Eki melajukan kendaraannya dengan sangat pelan, membuat Abel greget menghadapinya. Karena Eki anak pindahan baru dari Batak, Eki tidak begitu hafal jalan-jalan yang ada di Jakarta ini. Hal ini membuat Abel harus bersabar dua kali lipat dari sebelumnya.

"Eki ini jalan menuju perumahan Berlian permai, kalau lo kesini berarti lo kerumahnya Alfa bukan gue. Rumah gue masih jauh lurus terus aja."

Awan mendung menyelimuti jalanan ini. Percikan-percikan air mulai turun dari awan dan kemudian hujan turun dengan derasnya membasahi jalanan ini. Sesekali, kilat menyambar, awan yang redup terang seketika dan kemudian meredup lagi.
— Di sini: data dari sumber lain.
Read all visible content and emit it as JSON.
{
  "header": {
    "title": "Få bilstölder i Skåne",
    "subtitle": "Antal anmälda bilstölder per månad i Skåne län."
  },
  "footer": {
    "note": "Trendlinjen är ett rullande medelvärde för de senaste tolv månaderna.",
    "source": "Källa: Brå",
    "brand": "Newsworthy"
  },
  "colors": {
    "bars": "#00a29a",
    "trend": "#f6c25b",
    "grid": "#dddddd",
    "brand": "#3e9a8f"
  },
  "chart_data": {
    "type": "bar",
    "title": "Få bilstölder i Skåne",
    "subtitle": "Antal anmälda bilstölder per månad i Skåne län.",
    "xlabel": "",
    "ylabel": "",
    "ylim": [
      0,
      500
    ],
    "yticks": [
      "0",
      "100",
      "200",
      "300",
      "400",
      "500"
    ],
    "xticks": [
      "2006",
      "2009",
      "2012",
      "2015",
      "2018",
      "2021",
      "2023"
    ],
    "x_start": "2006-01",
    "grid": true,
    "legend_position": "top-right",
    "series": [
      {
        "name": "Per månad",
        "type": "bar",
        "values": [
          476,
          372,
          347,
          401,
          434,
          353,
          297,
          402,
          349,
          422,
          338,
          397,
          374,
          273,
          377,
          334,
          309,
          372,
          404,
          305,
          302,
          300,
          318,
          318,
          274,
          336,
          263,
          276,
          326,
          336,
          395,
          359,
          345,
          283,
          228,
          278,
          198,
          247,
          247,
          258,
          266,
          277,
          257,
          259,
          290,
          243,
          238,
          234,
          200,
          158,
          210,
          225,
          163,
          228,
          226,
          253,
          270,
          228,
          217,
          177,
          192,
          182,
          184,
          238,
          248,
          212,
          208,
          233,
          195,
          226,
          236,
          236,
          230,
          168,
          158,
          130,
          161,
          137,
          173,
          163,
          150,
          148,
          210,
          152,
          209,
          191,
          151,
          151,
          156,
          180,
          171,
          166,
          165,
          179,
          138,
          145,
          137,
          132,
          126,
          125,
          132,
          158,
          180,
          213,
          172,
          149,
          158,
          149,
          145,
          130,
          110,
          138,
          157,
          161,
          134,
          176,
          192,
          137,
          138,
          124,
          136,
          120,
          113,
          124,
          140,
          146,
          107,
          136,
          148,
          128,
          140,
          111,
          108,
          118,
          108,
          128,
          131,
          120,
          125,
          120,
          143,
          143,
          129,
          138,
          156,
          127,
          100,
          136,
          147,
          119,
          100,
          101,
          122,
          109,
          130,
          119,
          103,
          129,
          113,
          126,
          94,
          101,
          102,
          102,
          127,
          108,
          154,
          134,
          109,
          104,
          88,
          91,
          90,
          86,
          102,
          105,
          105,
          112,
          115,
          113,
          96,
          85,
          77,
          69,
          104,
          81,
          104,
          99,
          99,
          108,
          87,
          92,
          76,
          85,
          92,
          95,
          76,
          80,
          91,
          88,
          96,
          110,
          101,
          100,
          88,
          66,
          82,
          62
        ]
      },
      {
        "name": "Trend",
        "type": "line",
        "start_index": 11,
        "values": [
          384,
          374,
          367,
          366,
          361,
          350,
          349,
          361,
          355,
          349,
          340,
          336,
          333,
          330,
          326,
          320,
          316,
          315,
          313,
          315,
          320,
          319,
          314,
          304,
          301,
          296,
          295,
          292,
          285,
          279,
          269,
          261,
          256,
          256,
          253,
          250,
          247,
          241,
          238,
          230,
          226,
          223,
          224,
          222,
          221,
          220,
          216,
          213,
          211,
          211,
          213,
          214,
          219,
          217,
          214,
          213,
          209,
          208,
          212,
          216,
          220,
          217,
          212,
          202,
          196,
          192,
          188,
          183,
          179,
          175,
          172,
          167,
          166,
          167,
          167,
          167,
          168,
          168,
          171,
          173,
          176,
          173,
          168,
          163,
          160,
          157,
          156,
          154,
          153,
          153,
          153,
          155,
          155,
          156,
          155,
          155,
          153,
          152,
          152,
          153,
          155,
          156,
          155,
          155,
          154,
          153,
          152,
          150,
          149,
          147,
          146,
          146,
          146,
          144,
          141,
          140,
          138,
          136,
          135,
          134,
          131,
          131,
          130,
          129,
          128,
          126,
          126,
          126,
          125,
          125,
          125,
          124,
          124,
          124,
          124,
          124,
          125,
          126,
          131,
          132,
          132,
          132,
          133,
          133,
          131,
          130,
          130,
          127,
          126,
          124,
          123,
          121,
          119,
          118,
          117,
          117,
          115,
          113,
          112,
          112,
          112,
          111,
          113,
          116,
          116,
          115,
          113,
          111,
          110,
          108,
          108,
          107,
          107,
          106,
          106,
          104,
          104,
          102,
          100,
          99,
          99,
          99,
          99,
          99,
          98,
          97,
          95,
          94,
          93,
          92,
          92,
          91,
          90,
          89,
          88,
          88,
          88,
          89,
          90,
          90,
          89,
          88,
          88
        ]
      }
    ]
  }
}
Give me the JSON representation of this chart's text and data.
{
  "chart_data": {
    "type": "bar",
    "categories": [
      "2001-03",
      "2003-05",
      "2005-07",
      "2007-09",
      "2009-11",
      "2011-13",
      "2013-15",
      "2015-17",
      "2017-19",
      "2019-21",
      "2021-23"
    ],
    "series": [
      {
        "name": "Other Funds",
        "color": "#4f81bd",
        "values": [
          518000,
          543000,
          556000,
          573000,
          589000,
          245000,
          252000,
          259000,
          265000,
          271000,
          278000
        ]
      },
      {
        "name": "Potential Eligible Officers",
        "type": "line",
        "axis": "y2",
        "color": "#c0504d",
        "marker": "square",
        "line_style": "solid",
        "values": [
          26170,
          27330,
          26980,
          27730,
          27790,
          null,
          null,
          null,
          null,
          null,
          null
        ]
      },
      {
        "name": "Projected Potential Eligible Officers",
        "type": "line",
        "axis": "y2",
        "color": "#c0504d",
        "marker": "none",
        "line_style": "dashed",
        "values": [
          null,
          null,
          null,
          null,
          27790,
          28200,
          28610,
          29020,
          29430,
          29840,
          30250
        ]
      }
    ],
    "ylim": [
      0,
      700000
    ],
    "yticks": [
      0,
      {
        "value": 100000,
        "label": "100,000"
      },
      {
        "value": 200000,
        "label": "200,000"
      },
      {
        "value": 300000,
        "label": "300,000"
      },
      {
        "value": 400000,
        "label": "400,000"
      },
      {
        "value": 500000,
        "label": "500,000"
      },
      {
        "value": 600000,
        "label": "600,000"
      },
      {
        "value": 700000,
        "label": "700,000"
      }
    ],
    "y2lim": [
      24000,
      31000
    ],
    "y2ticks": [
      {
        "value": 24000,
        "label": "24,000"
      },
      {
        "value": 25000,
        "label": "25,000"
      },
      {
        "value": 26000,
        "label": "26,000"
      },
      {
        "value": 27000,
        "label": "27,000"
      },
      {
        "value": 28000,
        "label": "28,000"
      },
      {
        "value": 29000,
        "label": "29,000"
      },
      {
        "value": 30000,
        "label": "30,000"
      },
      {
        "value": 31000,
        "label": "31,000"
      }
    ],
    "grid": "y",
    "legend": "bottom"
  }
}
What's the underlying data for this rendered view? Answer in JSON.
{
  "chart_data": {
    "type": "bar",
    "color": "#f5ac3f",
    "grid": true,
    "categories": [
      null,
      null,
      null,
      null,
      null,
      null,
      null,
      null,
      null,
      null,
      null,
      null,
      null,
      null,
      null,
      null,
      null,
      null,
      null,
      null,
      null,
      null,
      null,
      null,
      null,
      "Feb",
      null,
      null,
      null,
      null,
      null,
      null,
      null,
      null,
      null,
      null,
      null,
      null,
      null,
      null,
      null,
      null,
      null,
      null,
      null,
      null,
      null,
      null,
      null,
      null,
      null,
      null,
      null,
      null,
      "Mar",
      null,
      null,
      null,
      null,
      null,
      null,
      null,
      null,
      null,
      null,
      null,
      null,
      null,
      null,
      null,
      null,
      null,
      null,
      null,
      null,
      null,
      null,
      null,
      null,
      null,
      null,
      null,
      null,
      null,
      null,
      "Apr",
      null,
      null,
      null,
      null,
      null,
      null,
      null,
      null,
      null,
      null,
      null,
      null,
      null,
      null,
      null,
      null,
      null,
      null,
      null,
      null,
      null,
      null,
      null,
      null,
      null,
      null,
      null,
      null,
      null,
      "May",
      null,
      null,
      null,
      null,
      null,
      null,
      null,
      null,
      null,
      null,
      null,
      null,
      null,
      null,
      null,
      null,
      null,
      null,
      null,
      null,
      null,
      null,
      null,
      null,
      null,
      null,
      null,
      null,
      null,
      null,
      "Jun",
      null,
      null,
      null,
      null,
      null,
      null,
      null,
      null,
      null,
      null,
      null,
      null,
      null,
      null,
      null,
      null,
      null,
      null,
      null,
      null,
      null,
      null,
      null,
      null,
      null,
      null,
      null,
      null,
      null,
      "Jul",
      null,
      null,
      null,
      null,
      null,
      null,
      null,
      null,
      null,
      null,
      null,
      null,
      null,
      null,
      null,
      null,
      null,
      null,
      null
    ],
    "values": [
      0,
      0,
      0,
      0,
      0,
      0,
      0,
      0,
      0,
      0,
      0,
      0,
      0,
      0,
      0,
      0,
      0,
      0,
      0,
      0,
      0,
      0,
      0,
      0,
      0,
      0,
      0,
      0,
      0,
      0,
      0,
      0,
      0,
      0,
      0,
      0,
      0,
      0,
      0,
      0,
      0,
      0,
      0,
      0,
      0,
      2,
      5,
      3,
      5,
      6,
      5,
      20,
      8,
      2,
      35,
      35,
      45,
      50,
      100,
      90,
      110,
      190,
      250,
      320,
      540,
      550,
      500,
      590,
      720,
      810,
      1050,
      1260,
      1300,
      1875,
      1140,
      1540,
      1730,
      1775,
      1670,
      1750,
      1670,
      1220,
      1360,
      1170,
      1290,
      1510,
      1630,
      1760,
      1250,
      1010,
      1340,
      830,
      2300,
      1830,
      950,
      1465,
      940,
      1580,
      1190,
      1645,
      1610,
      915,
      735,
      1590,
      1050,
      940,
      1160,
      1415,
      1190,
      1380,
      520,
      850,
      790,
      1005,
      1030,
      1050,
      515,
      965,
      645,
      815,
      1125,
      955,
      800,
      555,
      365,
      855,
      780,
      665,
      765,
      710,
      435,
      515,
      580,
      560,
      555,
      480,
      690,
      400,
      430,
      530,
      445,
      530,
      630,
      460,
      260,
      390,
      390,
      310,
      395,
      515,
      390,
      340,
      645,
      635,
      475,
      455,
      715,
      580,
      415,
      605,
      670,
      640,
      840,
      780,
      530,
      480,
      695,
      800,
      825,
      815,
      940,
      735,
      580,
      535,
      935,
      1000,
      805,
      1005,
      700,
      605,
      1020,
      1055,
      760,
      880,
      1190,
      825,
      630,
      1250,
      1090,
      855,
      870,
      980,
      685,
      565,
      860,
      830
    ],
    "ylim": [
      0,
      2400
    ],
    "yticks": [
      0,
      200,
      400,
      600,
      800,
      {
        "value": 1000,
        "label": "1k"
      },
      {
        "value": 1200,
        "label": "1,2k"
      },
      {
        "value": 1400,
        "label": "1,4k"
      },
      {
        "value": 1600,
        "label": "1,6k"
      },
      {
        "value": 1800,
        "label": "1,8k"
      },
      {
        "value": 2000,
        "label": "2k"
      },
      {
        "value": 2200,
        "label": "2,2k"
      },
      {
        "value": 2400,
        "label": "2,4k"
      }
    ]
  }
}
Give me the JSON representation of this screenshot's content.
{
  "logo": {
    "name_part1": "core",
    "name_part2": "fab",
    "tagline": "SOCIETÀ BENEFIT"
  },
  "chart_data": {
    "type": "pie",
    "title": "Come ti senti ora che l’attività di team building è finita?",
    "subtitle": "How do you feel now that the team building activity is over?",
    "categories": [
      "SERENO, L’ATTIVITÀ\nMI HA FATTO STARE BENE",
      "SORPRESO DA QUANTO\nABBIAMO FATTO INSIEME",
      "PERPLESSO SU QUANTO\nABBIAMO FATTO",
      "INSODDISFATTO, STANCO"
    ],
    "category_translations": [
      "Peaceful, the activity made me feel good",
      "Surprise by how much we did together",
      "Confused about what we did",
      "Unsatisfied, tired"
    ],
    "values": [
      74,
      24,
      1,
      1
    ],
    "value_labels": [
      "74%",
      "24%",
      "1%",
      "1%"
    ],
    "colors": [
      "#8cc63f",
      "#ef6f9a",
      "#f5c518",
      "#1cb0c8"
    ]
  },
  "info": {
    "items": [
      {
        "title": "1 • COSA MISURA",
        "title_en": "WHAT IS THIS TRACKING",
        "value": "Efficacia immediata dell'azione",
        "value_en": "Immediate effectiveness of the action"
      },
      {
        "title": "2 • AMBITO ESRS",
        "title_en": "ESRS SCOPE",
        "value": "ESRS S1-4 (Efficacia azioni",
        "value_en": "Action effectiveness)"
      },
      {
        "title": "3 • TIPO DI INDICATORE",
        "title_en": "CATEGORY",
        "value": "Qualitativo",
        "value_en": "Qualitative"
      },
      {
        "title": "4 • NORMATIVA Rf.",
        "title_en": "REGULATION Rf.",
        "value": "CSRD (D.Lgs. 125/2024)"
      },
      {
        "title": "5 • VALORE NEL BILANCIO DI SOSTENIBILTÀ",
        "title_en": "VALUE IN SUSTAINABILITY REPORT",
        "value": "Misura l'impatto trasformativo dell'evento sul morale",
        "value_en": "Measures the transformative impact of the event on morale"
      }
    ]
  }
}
Hujan semakin deras, mengharuskan Abel dan Eki untuk berhenti sejenak.

Eki meminggirkan motornya di tempat parkiran rumah makan dan mengajak Abel untuk memasuki rumah makan itu. Suara bersin terus keluar dari mulut Abel, hidung yang tadinya kuning Langsat menjadi merah tomat. Hal ini membuat Eki tertawa terpingkal-pingkal dan terus mengejeknya.

Karena tak tega melihat wajah Abel yang semakin merah, Eki melepaskan jaket hitamnya dan menyimpannya di pundak kiri kanan Abel. Abel masih terus bersin, Eki yang tak tahu harus berbuat apa langsung memakaikan jaket itu ke badan Abel.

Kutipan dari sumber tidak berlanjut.